Die Komiteemitglieder sind jeweils an der Städtepartnerschaft besonders interessierte Bürgerinnen und Bürger der Stadt. Das Chicagoer Hamburg-Chicago-Komitee setzt sich deshalb vor allem aus deutschstämmigen Amerikanerinnen und Amerikanern, aber auch aus Personen, die in Deutschland studiert oder beruflich mit Deutschland oder Hamburg zu tun haben, zusammen.

Großes Interesse Hamburger Schulen

Von Anfang an rief die Städtepartnerschaft Hamburg - Chicago eine große Resonanz bei den Hamburger Schulen hervor. Neben Begegnungen durch Schüleraustausch wurden inzwischen auch gemeinsame Internetprojekte realisiert, die sich das World Wide Web als Kommunikations- und Diskussionsplattforum zunutze machten.

Noch bevor es zur eigentlichen Unterzeichnung der Städtepartnerschaftserklärung kam, meldeten Hamburger Schulen Interesse an Austauschprogrammen mit Schulen in Chicago an. Ende April 1995 fand – mit tatkräftiger Unterstützung des Goethe-Instituts in Chicago und des Amerika-Hauses in Hamburg – der erste Schüleraustausch mit der Partnerstadt Chicago statt, bei dem 19 Schülerinnen und Schüler zwei Wochen lang hautnah den American Way of Life erleben konnten. 

Heute unterhalten zahlreiche Hamburger Schulen – u.a. Wichern-Schule, Christianeum und die Gewerbeschulen G18 und W4 – einen regelmäßigen Schüleraustausch mit Chicago. Und auch Chicagoer Schülerinnen und Schüler haben inzwischen die Hansestadt besucht – allerdings ist das Interesse Hamburgs aufgrund der Sprachkenntnisse deutlich höher. 
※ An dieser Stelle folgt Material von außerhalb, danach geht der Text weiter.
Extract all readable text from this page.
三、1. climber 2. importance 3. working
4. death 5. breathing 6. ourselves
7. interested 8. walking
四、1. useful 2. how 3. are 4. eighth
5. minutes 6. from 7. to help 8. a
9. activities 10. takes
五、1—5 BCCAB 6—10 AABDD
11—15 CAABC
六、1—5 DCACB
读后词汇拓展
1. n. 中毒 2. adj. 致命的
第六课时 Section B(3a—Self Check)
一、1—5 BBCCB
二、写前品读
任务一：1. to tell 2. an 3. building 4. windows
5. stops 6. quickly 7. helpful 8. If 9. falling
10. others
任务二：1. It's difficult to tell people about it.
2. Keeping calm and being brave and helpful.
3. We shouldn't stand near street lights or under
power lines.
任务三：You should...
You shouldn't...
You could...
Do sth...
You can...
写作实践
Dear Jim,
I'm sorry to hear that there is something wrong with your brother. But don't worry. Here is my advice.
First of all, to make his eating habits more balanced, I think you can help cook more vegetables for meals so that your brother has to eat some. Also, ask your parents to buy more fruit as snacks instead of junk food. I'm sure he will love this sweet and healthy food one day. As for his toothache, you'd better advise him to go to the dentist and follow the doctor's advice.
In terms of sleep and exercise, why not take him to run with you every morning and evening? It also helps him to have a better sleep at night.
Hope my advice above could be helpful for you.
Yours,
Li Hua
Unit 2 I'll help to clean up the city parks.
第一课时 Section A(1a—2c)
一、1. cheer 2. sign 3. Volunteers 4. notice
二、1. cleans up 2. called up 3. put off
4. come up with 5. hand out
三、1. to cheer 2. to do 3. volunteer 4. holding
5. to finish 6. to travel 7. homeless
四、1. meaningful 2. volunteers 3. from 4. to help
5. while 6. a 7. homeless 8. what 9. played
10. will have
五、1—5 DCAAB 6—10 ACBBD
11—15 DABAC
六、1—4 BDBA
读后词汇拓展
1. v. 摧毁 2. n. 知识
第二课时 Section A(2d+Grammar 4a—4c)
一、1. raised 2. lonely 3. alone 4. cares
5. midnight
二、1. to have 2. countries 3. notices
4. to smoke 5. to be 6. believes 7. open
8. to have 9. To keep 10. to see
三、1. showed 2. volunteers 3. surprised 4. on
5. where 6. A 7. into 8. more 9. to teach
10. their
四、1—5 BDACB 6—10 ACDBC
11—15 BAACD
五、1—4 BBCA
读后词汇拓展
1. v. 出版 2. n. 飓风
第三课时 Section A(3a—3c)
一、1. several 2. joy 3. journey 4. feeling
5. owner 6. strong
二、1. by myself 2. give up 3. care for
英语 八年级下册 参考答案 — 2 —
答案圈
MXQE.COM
"Hamburg meets Chicago" im World Wide Web

Das Internet bietet zudem über den klassischen Schüleraustausch hinaus neue Möglichkeiten an Formen der Begegnung. Ein gutes Beispiel war hierfür das Mitte der 1990er von der Körber-Stiftung initiierte Online-Projekt „Hamburg meets Chicago“. Im „transatlantischen Klassenzimmer“ kommunizierten Schülerinnen und Schüler in Hamburg und Chicago per E-Mail und über das Word Wide Web. Im Rahmen von Diskussionsgruppen, die jedem Interessierten offen standen, und von Themenkonferenzen, an denen jeweils ein kleiner Kreis von Schulklassen teilnahm, wurde zu Themen wie „Migration in Deutschland und in den USA“, „Sechs Jahre Deutsche Einheit“ oder „The Society of the Holocaust“ in englischer und deutscher Sprache gearbeitet. Innerhalb von Sekunden konnten so Tausende von Kilometern überwunden und eine Begegnung der ganz besonderen Art geschaffen werden.
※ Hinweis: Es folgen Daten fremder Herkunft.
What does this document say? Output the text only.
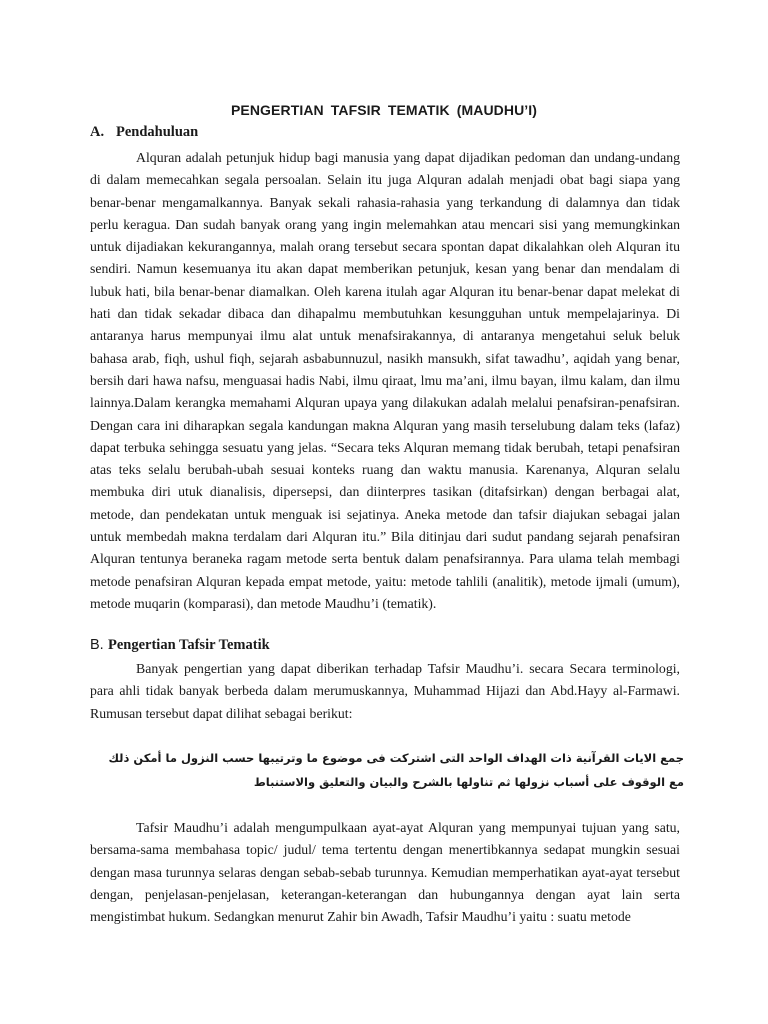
PENGERTIAN TAFSIR TEMATIK (MAUDHU’I)
A. Pendahuluan

Alquran adalah petunjuk hidup bagi manusia yang dapat dijadikan pedoman dan undang-undang di dalam memecahkan segala persoalan. Selain itu juga Alquran adalah menjadi obat bagi siapa yang benar-benar mengamalkannya. Banyak sekali rahasia-rahasia yang terkandung di dalamnya dan tidak perlu keragua. Dan sudah banyak orang yang ingin melemahkan atau mencari sisi yang memungkinkan untuk dijadiakan kekurangannya, malah orang tersebut secara spontan dapat dikalahkan oleh Alquran itu sendiri. Namun kesemuanya itu akan dapat memberikan petunjuk, kesan yang benar dan mendalam di lubuk hati, bila benar-benar diamalkan. Oleh karena itulah agar Alquran itu benar-benar dapat melekat di hati dan tidak sekadar dibaca dan dihapalmu membutuhkan kesungguhan untuk mempelajarinya. Di antaranya harus mempunyai ilmu alat untuk menafsirakannya, di antaranya mengetahui seluk beluk bahasa arab, fiqh, ushul fiqh, sejarah asbabunnuzul, nasikh mansukh, sifat tawadhu’, aqidah yang benar, bersih dari hawa nafsu, menguasai hadis Nabi, ilmu qiraat, lmu ma’ani, ilmu bayan, ilmu kalam, dan ilmu lainnya.Dalam kerangka memahami Alquran upaya yang dilakukan adalah melalui penafsiran-penafsiran. Dengan cara ini diharapkan segala kandungan makna Alquran yang masih terselubung dalam teks (lafaz) dapat terbuka sehingga sesuatu yang jelas. “Secara teks Alquran memang tidak berubah, tetapi penafsiran atas teks selalu berubah-ubah sesuai konteks ruang dan waktu manusia. Karenanya, Alquran selalu membuka diri utuk dianalisis, dipersepsi, dan diinterpres tasikan (ditafsirkan) dengan berbagai alat, metode, dan pendekatan untuk menguak isi sejatinya. Aneka metode dan tafsir diajukan sebagai jalan untuk membedah makna terdalam dari Alquran itu.” Bila ditinjau dari sudut pandang sejarah penafsiran Alquran tentunya beraneka ragam metode serta bentuk dalam penafsirannya. Para ulama telah membagi metode penafsiran Alquran kepada empat metode, yaitu: metode tahlili (analitik), metode ijmali (umum), metode muqarin (komparasi), dan metode Maudhu’i (tematik).

B. Pengertian Tafsir Tematik

Banyak pengertian yang dapat diberikan terhadap Tafsir Maudhu’i. secara Secara terminologi, para ahli tidak banyak berbeda dalam merumuskannya, Muhammad Hijazi dan Abd.Hayy al-Farmawi. Rumusan tersebut dapat dilihat sebagai berikut:

جمع الايات القرآنية ذات الهداف الواحد التى اشتركت فى موضوع ما وترتيبها حسب النزول ما أمكن ذلك مع الوقوف على أسباب نزولها ثم تناولها بالشرح والبيان والتعليق والاستنباط

Tafsir Maudhu’i adalah mengumpulkaan ayat-ayat Alquran yang mempunyai tujuan yang satu, bersama-sama membahasa topic/ judul/ tema tertentu dengan menertibkannya sedapat mungkin sesuai dengan masa turunnya selaras dengan sebab-sebab turunnya. Kemudian memperhatikan ayat-ayat tersebut dengan, penjelasan-penjelasan, keterangan-keterangan dan hubungannya dengan ayat lain serta mengistimbat hukum. Sedangkan menurut Zahir bin Awadh, Tafsir Maudhu’i yaitu : suatu metode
2004: Zehn Jahre Städtepartnerschaft Hamburg - Chicago

2004 feierten Hamburg und Chicago das zehnjährige Bestehen ihrer Städtepartnerschaft. Die zentrale Festveranstaltung - die Hamburger Kulturwochen - fand in Chicago statt. Unter dem Motto „Hamburg Goes Chicago“ fanden gemeinsame Konzerte von Künstlern aus Chicago und Hamburg, Fotoausstellungen und wissenschaftliche Vorträge statt, mit denen sich Hamburg in seiner Partnerschaft präsentierte und einen Rückblick auf zehn Jahre Städtepartnerschaft gewährte.
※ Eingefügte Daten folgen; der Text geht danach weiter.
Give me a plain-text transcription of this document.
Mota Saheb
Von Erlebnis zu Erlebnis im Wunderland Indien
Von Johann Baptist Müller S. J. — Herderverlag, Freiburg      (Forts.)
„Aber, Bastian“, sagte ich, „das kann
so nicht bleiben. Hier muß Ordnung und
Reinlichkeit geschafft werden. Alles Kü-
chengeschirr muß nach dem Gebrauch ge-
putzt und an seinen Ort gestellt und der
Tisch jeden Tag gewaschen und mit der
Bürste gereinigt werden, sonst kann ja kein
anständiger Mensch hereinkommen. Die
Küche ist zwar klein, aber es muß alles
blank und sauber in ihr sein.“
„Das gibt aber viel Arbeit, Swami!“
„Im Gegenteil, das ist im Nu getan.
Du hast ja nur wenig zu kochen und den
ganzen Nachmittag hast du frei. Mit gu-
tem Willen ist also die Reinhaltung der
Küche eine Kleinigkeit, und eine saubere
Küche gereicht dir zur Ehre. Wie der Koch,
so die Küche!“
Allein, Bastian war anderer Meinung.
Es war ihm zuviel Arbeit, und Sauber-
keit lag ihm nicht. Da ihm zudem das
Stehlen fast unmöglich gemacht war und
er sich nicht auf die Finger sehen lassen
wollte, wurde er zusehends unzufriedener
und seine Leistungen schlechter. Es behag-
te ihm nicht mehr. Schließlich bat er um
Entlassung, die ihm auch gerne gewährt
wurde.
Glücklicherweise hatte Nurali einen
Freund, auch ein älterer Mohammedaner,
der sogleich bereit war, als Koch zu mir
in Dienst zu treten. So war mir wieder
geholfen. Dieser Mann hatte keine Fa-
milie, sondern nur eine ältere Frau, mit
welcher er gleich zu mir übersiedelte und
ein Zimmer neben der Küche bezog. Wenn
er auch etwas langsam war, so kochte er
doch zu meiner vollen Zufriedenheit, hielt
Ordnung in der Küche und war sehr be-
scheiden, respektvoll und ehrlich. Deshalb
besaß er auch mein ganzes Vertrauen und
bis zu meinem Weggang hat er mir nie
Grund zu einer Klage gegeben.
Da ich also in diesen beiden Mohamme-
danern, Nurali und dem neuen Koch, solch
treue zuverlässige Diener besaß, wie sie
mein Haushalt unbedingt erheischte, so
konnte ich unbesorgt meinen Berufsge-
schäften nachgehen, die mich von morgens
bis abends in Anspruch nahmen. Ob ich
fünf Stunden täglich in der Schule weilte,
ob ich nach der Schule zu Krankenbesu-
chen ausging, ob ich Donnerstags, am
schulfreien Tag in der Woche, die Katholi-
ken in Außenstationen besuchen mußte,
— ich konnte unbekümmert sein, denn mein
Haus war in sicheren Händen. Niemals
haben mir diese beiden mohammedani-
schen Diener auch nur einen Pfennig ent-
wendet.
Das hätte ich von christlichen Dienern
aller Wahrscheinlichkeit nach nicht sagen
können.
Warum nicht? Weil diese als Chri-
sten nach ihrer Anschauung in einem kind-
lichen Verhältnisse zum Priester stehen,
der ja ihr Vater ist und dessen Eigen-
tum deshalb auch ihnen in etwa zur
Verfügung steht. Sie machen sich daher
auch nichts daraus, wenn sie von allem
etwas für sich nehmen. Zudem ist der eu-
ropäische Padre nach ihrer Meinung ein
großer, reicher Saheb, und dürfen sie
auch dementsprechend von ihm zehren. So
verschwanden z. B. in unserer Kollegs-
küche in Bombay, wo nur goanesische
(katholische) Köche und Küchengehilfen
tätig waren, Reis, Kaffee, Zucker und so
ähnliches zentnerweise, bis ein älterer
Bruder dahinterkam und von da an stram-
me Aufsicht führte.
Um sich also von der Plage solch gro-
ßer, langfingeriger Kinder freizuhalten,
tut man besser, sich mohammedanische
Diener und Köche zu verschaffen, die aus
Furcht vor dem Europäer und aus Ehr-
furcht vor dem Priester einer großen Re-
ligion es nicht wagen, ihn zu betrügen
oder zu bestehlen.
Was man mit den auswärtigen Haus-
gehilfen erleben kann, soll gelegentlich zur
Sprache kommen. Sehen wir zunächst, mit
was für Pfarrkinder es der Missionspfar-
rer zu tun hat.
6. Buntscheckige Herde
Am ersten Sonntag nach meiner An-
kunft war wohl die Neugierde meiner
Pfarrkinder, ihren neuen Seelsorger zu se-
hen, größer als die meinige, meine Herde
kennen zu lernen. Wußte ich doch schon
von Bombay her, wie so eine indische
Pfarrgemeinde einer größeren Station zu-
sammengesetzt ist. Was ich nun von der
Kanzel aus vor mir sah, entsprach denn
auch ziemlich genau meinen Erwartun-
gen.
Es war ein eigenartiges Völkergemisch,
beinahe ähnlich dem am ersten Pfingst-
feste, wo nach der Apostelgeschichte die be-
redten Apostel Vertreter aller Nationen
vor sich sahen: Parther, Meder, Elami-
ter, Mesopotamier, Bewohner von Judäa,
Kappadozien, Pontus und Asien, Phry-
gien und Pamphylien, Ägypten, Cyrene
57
Aber auch in Hamburg wurde das Jubiläum gefeiert - unter anderem mit "Tales of Two Cities / Stadtgeschichten", einer eigenen Veranstaltungsreihe an der Universität.

2004: Tales of Two Cities

Seit Bestehen der Städtepartnerschaft ist es zur Unterzeichnung zahlreicher Partnerschaftsvereinbarungen zwischen Hamburger und Chicagoer Hochschulen gekommen, die einen wissenschaftlichen Austausch miteinander und übereinander ermöglicht haben. Das 10-jährige Jubiläum nahm das Historische Seminar der Universität Hamburg im Herbst 2004 zum Anlass für eine breit gefächerte Vorlesungsreihe: „Tales of Two Cities / Stadtgeschichten Hamburg – Chicago“. An den unterschiedlichsten Orten – vom Hörsaal über das Metropolis-Kino bis hin zum Warburg-Haus – setzte sich diese Veranstaltung mit den unterschiedlichsten Aspekten der beiden Städte auseinander.

Das Buch zur Veranstaltungsreihe – „Tales of Two Cities / Stadtgeschichten: Hamburg & Chicago“ – ist im LIT-Verlag erschienen und im Buchhandel erhältlich.

2014: 20-jähriges Bestehen der Städtepartnerschaft

Im Juli 2014 feierte die Partnerschaft zwischen Hamburg und Chicago ihr 20-jähriges Jubiläum. Dabei fanden in der Hansestadt verschiedene Aktionen rund um die beiden Städte und ihre Kooperation statt.

2018: "Chicago Forum on Global Cities"

Bürgermeister Dr. Peter Tschentscher und Staatsrätin Dr. Annette Tabbara nahmen auf Einladung des Bürgermeisters von Chicago an der internationalen Konferenz „Chicago Forum on Global Cities“ teil.